While this may be an isolated chapter in Saskatchewan’s history book, more common are tales of bigotry suffered by Ukrainians, Poles, Czechs, Hungarians, Germans or Scandinavians who immigrated to this province and were set apart by the dominant English culture. Again, this is not to suggest this has been the entire Saskatchewan experience. But history tells us that lower-class immigrants haven’t always been as welcomed as we’d like to think — a cautionary tale at a time when Saskatchewan is enjoying a boom unseen since the 1920s.
When asked about our attitudes towards immigration, an overwhelming number of us said we were very welcoming, according to this fall’s Taking the Pulse survey conducted by the University of Saskatchewan on behalf of the CBC, Leader-Post and StarPhoenix.
That said, a sizeable number of those surveyed also said that notwithstanding the current labour shortage, immigration levels were too high. This was also very telling.
One doesn’t have to scratch the surface very hard to find examples of less-than-welcoming attitudes. The stories this fall of Conservative MP Kelly Block’s flyer stoking the fire that refugees or “new arrivals” receive more benefits than ordinary Canadians is one example. But an even better example is the visceral reaction in support of the flyer, or opposing the Saskatoon Pakistani refugee struggling to get cancer treatment, or the two Nigerian students now awaiting deportation for breaking their visa conditions by working in Walmart.
Caught in the middle of all this is Premier Brad Wall’s Saskatchewan Party government, which has clearly put down the welcome mat to the world when it comes to lobbying the federal government for an easing of immigration to this province, or actively recruiting health professionals or skilled workers in Ireland, the Philippines and Ukraine.
The latest such enterprise has seen Saskatchewan Health officials travel to India in hopes of addressing Saskatchewan’s need for approximately 100 doctors.

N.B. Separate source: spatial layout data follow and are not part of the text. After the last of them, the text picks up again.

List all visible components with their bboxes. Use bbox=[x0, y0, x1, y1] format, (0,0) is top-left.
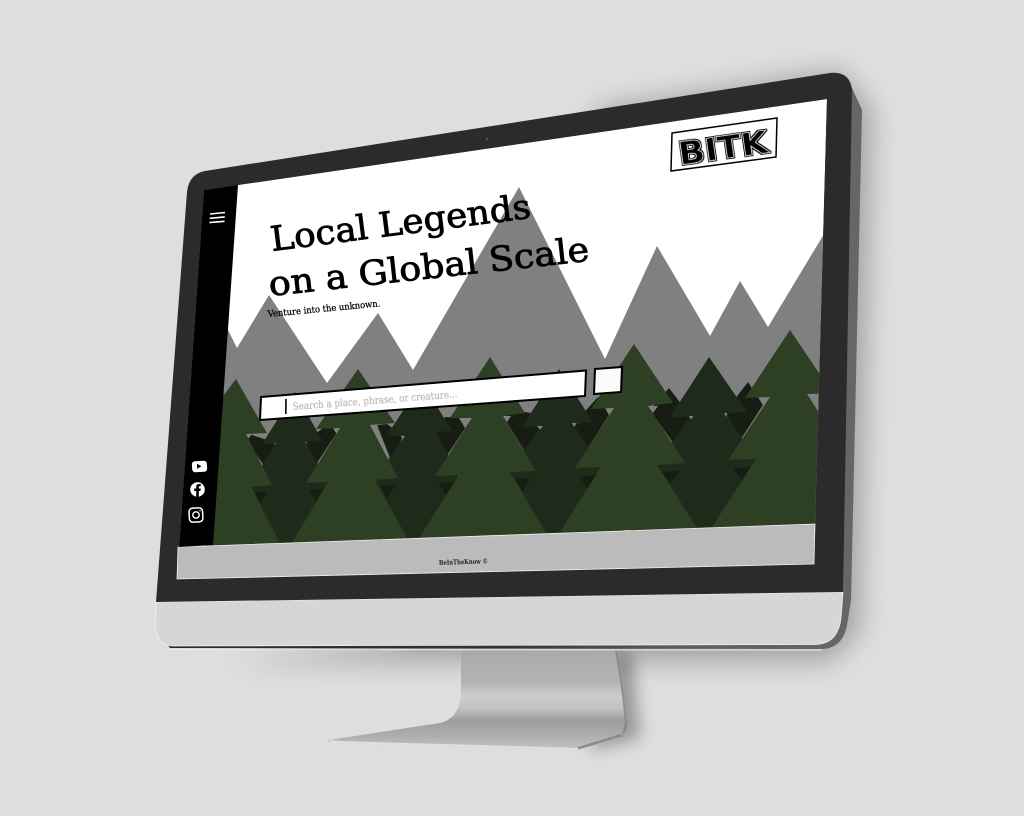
BITK logo bbox=[671, 118, 777, 173]
text cursor bbox=[285, 399, 287, 414]
heading bbox=[267, 187, 591, 305]
dark trees bbox=[235, 357, 790, 545]
monitor chin bbox=[155, 592, 843, 646]
monitor bezel bbox=[156, 73, 852, 602]
sidebar bbox=[179, 185, 238, 547]
footer text: BeInTheKnow © bbox=[439, 557, 488, 567]
search button bbox=[594, 367, 622, 394]
search bar bbox=[260, 370, 586, 420]
camera dot bbox=[486, 138, 488, 140]
footer bar bbox=[177, 524, 815, 579]
back tree gaps bbox=[246, 382, 763, 467]
front trees bbox=[205, 330, 825, 548]
placeholder text: Search a place, phrase, or creature... bbox=[292, 389, 458, 413]
screen bbox=[179, 99, 830, 550]
icon: youtube bbox=[192, 461, 207, 472]
icon: facebook bbox=[190, 482, 205, 497]
lower tree gaps bbox=[255, 467, 751, 503]
icon: instagram bbox=[189, 508, 203, 522]
subtitle: Venture into the unknown. bbox=[266, 299, 381, 320]
icon: hamburger menu bbox=[209, 212, 225, 223]
mountains bbox=[205, 187, 830, 550]
BITK logo: BITK bbox=[676, 125, 771, 173]
tiny notches on dark trees bbox=[537, 413, 728, 430]
heading: Local Legends bbox=[268, 187, 533, 260]
monitor stand bbox=[328, 648, 627, 750]
screen white background bbox=[179, 99, 827, 546]
monitor shadow bbox=[230, 70, 872, 750]
heading: on a Global Scale bbox=[267, 230, 591, 305]
small sky notches bbox=[248, 406, 658, 445]
monitor body side and rim bbox=[156, 88, 862, 650]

An effort like this should say much about Saskatchewan’s welcoming nature. But even before a single contract has been offered to a single Indian doctor, Health Minister Dustin Duncan is already under fire, accused of poaching doctors from a Third World country in dire need of them.
University of Ottawa professor Ronald Labonté told the CBC that contrary to Duncan’s assertion, India’s dysfunctional health system has “a severe shortage” of doctors. If this is the case, it will do little to enhance Saskatchewan’s image abroad as a welcoming place for struggling immigrants hoping for a fresh start. Rather, it paints Saskatchewan as a place only interested in poaching those immigrants who immediately suit our needs.
Ironically, the Sask. Party government also seems to be getting plenty of heat from the other perspective — those demanding we need to open more residency programs, or wondering why we can’t retain train “our own” doctors.
Of course, the complex nature of this debate extends well beyond immigration or racial issues. Some of issues are matters of pragmatism.
Nevertheless, it does speak to the 107-year-old struggle of this province to fully live up to its very motto.